Seri Bubble dan Crash Bursa Saham 1: Tulip Bulb Mania
Setelah sekian lama tidak menulis artikel, sayakali ini akan mendongeng. Saya akan mendongeng bagaimana perilaku manusia bisa menjadi sangat irasional dalam kondisi pasar yang tidak menentu.
Note:
Tulisan ini merupakan tulisan pembuka dari seri tulisan bubble dan crash bursa saham. Dari abad pertengahan sampai dengan saat ini bubble dan crash merupakan fenomena yang seringkali terjadi. Sangat menarik untuk membahas mengenai hal ini. Selamat menikmati :) Tidak dapat disangkal bahwa tulip bulb mania merupakan cikal bakal dari bubble ekonomi di dunia modern. Tulip bulb mania mengacu pada periode keemasan Belanda di mana pada saat itu tulip mencapai harga yang luar biasa tinggi dan kemudian jatuh dalam dalam waktu singkat. Sebagai gambaran, pada puncak dari bubble ini di bulan Februari 1637, harga satu kontrak tulip setara dengan 20 kali gaji tahunan seorang pengrajin berpengalaman. Sampai dengan saat ini, tulip bulb mania merupakan simbol dari bubble dan crash ekonomi.

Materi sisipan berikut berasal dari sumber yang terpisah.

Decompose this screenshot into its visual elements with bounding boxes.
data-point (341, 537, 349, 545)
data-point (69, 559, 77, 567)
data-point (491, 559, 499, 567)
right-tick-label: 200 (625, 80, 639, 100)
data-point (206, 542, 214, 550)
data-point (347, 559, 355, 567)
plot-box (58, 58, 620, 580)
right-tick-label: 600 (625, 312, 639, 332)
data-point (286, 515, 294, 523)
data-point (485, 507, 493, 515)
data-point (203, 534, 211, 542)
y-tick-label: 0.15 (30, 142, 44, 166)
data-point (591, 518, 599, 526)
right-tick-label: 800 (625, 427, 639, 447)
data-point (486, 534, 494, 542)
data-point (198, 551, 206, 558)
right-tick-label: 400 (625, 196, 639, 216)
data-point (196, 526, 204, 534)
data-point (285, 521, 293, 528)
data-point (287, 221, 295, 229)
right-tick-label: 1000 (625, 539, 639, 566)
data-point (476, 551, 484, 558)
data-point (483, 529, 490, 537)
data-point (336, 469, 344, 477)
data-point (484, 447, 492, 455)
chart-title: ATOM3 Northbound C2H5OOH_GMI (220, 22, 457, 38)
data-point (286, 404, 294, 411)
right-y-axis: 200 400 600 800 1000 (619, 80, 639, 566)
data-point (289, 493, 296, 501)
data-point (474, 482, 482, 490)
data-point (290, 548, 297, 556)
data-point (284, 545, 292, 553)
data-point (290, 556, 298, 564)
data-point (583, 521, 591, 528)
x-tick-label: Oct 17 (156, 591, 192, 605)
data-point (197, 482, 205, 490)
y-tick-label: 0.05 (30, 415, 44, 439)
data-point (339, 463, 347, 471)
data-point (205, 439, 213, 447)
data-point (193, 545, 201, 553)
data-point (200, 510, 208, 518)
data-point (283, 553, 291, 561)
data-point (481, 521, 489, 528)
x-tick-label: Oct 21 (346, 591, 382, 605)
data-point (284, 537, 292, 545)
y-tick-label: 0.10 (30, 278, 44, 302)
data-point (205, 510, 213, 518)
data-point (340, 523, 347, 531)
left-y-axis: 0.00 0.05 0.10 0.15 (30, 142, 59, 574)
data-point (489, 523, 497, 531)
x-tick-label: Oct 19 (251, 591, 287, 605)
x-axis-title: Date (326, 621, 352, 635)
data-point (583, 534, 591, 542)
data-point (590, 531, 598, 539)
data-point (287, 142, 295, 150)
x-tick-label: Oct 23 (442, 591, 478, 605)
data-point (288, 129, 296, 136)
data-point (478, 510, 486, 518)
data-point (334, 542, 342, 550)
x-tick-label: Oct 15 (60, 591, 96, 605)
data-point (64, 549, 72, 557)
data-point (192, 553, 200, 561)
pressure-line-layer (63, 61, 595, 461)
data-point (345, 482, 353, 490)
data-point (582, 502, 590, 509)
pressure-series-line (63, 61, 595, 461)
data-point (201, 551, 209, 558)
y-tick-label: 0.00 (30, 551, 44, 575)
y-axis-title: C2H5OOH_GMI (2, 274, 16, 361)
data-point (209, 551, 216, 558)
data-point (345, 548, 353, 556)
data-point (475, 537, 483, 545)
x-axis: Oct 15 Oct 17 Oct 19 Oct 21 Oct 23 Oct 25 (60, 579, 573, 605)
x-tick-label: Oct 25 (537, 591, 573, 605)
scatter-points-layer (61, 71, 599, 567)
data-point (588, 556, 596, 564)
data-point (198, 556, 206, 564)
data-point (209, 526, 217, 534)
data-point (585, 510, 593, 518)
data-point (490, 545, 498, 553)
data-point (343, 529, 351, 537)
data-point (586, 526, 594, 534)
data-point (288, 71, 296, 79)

Tulip berasal dari bahasa Turki yang artinya sorban. Tulip diperkenalkan ke Belanda oleh Conrad Guestner yang mengimpornya dari Konstantinopel pada tahun 1593. Tulip diimpor dari Vienna dan dibudidayakan di Inggris pertama kali pada awal tahun 1600. Dengan cepat, tulip menjadi simbol status dan kebanggaan bagi orang-orang kaya dan terkenal. Orang yang tidak memiliki tulip dianggap berselera rendah. Dengan cepat harga tulip bulb semakin meroket. Pada fase selanjutnya, keinginan untuk memiliki tulip mulai merambah ke golongan menengah, pedagang bahkan penjaga toko. Pada tahun 1634, tulip mania telah menjalar ke seluruh pelosok negeri di mana setiap orang mengorbankan tanah, ternak, kebun, dan tabungannya untuk memperoleh sejumlah tulip bulb. Yang menjadikan mania ini semakin buruk adalah adanya opsi yang membuat orang yang sebenarnya tidak mampu membeli, ikut berspekulasi. Dengan adanya leverage dari opsi ini, pembeli dapat mengontrol jumlah bulb yang lebih besar dari yang seharusnya dapat dimilikinya.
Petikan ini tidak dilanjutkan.